Las manifestaciones de este martes servirán, otra vez, de termómetro para ver siel ejército y la Guardia Nacional mantienen su cohesión ante posibles choques con los manifestantes. Ante esa perspectiva, el gobierno de Maduro tomó medidas llamando a actuar a los colectivos, los mismos grupos paramilitares que se encargaron de la represión en la frontera con Cúcuta el pasado 23 de febrero, durante la controvertida entrega de ayuda humanitaria desde Colombia que finalmente no tuvo éxito.

¿Detener a Guaidó?

Otra decisión que podría tomar en las últimas horas el gobierno de Maduro para buscar neutralizar a la oposición sería la de encarcelar a Guaidó. En ese sentido, el Fiscal general oficialista, Tarek Saab, anunció la apertura de una investigación en su contra por su “presunta responsabilidad” en el apagón.

Hace un par de semanas, con el regreso del presidente de la Asamblea a Venezuela después de su gira por Suramérica, la gran pregunta era si el régimen se atrevería a detenerlo. Pero Guaidó no solo entró, sino que se dio el lujo de hacerlo en un avión comercial y en el aeropuerto internacional de Maiquetía, como lo había prometido. El episodio fue visto como un gol de Guaidó y una muestra de debilidad por parte del régimen, que en casos como el de Leopoldo López no dudó en ordenar arrestos, incluso por mucho menos.

Según le dijo a SEMANA Cynthia Arnson, directora del programa latinoamericano del Wilson Center, “por ahora la seguridad física de Juan Guaidó tiene  que ver con el miedo que tiene Maduro de provocar una fractura dentro de las Fuerzas Armadas.  Es notable que durante las últimas manifestaciones el régimen no mandó a las tropas a reprimir.  La violencia, incluso en la frontera con Colombia y Brasil el pasado 22 y 23 de febrero fue impulsada por los colectivos, y en menor grado, por la Guardia Nacional.  Esto significa que Maduro y los líderes militares no quieren arriesgar que ocurran actos de insubordinación frente a un orden de reprimir.  Juan Guaidó goza un nivel de popularidad interna increíble; según Datanálisis el pasado mes de febrero, mayor de 60 por ciento frente a un nivel histórico de impopularidad de Maduro,  con un 14 por ciento. Cualquier represalia contra Guidó podría provocar una reacción incontrolable—tanto al nivel de la población venezolana como dentro de las fuerzas armadas”.

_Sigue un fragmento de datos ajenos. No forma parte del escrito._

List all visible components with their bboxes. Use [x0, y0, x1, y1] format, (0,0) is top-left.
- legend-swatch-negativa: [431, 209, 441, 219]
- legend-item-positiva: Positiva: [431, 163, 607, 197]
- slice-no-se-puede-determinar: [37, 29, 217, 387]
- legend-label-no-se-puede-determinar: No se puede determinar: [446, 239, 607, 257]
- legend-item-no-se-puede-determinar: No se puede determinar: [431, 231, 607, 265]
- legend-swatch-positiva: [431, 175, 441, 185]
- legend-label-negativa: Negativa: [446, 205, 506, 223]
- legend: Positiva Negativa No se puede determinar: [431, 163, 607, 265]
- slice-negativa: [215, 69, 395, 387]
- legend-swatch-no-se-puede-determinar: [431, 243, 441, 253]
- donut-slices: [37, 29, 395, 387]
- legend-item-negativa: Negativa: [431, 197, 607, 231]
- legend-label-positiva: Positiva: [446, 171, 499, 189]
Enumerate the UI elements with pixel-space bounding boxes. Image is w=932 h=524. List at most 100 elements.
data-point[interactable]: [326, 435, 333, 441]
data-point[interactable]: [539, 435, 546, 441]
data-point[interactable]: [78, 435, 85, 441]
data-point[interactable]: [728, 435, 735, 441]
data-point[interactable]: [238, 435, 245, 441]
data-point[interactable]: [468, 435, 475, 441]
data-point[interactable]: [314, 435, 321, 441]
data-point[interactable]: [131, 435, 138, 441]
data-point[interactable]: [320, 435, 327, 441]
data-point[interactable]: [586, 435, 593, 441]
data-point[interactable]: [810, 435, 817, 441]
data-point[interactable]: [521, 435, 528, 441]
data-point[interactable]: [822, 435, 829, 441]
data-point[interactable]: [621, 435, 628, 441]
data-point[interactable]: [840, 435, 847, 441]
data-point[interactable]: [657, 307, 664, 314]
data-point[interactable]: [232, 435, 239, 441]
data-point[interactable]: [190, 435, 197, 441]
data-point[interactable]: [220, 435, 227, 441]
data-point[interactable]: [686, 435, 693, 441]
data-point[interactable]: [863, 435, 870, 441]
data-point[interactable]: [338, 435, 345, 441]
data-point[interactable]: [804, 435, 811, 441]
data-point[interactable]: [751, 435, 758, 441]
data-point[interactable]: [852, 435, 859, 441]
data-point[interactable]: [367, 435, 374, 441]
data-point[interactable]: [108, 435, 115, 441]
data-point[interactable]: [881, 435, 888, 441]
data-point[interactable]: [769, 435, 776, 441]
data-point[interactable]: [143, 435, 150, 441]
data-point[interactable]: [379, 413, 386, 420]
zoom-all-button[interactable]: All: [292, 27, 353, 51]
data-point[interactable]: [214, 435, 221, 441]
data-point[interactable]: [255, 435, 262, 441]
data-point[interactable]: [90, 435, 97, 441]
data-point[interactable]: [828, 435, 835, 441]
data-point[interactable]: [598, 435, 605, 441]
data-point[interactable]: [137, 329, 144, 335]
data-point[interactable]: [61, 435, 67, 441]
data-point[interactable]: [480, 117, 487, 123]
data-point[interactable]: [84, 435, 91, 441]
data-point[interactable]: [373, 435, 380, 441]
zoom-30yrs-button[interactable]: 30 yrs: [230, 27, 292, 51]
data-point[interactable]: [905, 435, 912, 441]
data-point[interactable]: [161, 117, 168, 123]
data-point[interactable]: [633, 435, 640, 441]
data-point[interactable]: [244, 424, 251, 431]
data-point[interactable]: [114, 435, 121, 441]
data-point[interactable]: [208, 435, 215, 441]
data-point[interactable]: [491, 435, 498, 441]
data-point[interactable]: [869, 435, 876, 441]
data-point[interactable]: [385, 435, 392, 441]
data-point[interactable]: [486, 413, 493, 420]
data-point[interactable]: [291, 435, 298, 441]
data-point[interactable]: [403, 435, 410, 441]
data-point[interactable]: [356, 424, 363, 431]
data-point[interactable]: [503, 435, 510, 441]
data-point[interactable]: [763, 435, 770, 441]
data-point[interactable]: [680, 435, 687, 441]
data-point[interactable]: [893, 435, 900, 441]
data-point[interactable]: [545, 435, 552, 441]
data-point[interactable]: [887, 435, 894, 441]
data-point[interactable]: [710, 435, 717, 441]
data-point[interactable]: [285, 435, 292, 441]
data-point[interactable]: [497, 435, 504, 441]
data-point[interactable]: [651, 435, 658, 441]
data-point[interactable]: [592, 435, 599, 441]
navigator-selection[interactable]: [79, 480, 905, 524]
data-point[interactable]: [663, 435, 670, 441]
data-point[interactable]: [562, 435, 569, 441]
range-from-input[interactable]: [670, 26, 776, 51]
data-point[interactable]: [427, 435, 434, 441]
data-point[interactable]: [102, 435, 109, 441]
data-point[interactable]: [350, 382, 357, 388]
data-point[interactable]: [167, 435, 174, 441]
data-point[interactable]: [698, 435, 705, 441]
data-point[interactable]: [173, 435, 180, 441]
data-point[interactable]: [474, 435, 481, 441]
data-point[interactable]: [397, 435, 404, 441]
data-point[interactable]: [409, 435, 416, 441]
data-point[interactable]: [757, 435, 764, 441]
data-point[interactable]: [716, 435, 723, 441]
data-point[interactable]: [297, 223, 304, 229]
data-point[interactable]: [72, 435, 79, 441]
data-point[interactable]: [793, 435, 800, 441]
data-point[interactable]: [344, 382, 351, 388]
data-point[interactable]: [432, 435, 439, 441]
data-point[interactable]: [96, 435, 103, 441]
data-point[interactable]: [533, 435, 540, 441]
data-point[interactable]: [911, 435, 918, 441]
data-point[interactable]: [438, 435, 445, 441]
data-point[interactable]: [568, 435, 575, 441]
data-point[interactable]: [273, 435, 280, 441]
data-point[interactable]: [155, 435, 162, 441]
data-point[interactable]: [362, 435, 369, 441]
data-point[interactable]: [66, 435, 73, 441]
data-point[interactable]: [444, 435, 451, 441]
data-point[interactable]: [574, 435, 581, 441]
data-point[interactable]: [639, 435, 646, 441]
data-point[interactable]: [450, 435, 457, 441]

Juan Carlos Hidalgo, Analista sobre América Latina del Cato Institute, asegura que “una vez que Guaidó se juramenta como presidente interino y recibe el reconocimiento inmediato de la mayoría de países del continente –especialmente EEUU– se le hace muy difícil para Maduro arrestarlo sin arriesgar muy serias consecuencias, incluso una posible intervención militar”.

Pero responsabilizar a Guaidó del apagón podría parecerle a Maduro la excusa perfecta para poner tras las rejas por fin a quien en este momento personifica su mayor dolor de cabeza. Sin embargo, las condiciones siguen siendo las mismas y en lugar de detener a la oposición, podría darle aún más fuerza al movimiento que busca la transición en el país. Por lo que es muy probable que el ‘madurismo’ solo haya buscado un titular para  lavarse las manos y ensuciar el debate y la figura del principal líder opositor, pero sin estar pensando realmente en detenerlo.